When someone has made a model in PowerPivot make sure it is published to the SharePoint environment. This way multiple people can make use of the same model and there will be no multiple versions on the network or in mail boxes. This also makes it possible for IT to monitor the models and keep track of the usage. If IT notices that a model is used very frequently by multiple users and over a longer periods of time, it could contact the owner of the model and decide to make it part of the corporate data warehouse.

Figure 3: Microsoft PowerPivot report with sparklines

 

 
As in most data warehouse environments you will have 2 groups of business users, the people who only consume the information, i.e. "Information Consumers” and the people who create the models/reports/dashboards/..., i.e. "Information Producers”. The first group of people will use the created reports that are stored in the SharePoint environment. For them, it is of no interest where the information resided, they only want to see the correct information when they need it. It is also not this group of users we need to target for the "PowerPivot policy”.
The group the policy on the PowerPivot use should be targeting will be the information producers, the Business Analysts and Power Users who make the models and reports. They have the possibility to use the new functionality to empower the organisation, or take the company back to the "Excel hell”.
 

Conclusion

Within the Microsoft BI community a lot of noise is being made about the new PowerPivot as a Managed Self Service Business Intelligence solution. According to Microsoft, PowerPivot will change the way business users will make use of Business intelligence.

From the side of BI professionals there were some doubts and questions like "Will this replace the Analysis Services component of SQL Server?”, "Will ‘giving power to the business users' impact the nature of the data warehousing work and architecture?” and finally "Is PowerPivot an alternative to a data warehouse” ?

First of all, Microsoft PowerPivot will not in any way replace the current or future needs for a data warehouse. Reporting is still best done on a single version of the truth, and with data that is the same for everyone.

But PowerPivot can help in speeding up getting information to the people who need it, when they need it. It can have an added value in co-existence with the existing data warehouse. You can use PowerPivot to take information off-line, to add information to your analysis from data sources that you do not want in your data warehouse or that you do not have in the data warehouse at that moment. It can help jump-start business to get quick information, instead of needing to wait for IT to provide the necessary sources or metadata-modelling changes in the data warehouse.

But it is imperative to watch out for misuse of the tool.
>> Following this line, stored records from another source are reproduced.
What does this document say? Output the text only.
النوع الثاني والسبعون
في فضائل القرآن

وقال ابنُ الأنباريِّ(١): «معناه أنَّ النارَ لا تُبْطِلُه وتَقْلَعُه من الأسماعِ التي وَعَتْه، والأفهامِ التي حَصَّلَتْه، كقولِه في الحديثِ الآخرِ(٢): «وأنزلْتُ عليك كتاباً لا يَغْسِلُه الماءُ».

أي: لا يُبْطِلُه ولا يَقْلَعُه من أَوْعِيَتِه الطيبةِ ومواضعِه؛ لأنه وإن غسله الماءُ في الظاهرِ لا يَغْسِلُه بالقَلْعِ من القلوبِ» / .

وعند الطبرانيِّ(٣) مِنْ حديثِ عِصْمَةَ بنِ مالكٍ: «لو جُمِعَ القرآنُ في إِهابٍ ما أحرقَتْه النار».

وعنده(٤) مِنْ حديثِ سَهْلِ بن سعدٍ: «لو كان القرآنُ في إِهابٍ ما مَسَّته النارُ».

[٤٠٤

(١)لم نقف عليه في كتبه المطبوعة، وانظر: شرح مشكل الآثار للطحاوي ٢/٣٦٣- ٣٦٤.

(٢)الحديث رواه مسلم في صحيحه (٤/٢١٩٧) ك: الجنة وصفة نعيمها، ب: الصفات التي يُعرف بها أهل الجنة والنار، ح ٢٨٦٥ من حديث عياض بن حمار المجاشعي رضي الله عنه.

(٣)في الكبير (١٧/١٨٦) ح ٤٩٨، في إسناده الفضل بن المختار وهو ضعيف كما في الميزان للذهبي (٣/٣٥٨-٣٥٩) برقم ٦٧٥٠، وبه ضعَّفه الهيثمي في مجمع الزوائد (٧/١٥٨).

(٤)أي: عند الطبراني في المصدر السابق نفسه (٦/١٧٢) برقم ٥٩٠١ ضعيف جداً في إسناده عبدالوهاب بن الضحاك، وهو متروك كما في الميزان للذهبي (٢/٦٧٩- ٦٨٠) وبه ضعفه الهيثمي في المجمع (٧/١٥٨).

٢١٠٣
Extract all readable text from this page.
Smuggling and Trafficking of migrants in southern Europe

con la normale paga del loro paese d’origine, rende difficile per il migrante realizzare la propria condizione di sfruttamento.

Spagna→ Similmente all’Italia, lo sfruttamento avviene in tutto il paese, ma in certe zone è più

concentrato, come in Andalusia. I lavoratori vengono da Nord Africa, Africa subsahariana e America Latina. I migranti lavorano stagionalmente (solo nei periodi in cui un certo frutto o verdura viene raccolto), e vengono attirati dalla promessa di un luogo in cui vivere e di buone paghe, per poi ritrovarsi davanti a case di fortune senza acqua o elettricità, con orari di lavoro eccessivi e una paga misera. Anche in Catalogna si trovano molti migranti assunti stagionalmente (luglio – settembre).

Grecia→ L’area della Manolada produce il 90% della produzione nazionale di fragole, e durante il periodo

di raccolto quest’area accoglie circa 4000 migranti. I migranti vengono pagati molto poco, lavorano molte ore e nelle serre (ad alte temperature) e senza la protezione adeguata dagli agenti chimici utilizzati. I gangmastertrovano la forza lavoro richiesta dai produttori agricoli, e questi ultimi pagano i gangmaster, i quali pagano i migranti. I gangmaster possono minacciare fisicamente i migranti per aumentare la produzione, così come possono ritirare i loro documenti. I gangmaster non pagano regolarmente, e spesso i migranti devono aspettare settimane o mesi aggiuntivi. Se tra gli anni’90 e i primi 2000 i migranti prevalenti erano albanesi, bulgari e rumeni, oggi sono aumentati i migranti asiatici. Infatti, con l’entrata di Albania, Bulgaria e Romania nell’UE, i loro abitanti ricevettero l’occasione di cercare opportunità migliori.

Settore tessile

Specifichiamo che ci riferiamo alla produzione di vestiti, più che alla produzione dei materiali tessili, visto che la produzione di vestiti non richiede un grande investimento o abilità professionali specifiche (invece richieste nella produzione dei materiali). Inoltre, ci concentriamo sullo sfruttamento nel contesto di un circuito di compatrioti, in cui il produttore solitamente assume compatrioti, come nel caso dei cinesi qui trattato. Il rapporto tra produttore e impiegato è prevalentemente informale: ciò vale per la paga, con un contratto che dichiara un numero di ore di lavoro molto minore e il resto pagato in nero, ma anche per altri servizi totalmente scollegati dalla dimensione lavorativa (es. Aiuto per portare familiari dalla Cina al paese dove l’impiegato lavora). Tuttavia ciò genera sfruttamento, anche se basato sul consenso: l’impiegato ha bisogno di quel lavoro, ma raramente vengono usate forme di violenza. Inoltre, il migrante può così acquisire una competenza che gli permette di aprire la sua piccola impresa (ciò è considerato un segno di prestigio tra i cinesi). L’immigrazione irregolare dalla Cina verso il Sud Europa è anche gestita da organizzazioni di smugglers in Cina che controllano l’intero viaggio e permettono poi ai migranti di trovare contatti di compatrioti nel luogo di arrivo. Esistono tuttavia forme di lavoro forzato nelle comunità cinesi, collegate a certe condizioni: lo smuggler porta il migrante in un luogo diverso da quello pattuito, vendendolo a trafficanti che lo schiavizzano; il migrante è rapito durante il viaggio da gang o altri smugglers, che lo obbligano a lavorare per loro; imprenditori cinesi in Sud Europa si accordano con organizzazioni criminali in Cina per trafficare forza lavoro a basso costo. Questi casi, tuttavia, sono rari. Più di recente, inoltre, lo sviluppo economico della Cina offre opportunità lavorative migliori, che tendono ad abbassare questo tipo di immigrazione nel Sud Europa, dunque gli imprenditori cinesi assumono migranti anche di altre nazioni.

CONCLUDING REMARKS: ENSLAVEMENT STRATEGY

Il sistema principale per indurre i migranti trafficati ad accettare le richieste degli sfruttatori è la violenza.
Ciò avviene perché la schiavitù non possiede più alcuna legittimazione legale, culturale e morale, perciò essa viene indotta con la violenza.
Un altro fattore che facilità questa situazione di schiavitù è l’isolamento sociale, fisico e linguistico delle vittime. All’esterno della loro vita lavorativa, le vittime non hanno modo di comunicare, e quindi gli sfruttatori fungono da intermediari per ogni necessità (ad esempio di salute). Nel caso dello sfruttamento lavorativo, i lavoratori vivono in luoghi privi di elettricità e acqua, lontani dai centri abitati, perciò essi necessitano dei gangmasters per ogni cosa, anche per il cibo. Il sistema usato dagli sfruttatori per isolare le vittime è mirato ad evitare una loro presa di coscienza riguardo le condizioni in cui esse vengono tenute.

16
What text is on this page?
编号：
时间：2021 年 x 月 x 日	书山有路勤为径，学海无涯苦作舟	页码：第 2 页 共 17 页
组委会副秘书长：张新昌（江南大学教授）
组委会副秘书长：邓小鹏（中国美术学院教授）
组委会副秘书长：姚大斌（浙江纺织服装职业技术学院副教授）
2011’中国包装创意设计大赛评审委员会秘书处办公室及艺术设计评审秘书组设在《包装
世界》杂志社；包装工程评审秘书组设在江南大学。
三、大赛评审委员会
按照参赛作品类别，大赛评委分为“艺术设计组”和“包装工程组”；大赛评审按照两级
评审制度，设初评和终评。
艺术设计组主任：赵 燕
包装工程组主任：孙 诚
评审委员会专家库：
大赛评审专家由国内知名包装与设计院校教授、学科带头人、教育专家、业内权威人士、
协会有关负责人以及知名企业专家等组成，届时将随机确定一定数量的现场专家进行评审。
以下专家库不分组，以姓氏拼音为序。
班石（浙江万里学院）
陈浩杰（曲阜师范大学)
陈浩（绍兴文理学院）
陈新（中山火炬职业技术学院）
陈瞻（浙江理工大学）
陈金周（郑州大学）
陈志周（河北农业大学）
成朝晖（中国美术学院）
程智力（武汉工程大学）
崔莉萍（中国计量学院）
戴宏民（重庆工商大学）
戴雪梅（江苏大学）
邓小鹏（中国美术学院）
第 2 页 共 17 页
We do not want to re-experience the Excel nightmare where the same data is living in multiple spreadsheets, with multiple calculations and/or sources for the same definition, all residing outside the management of ICT. So keep on building those data warehouses and use PowerPivot as an addition –to a clearly defined and controlled user-community of power users- to make your BI environment even more agile and allowing the business users to get the information they need, at the moment they need it.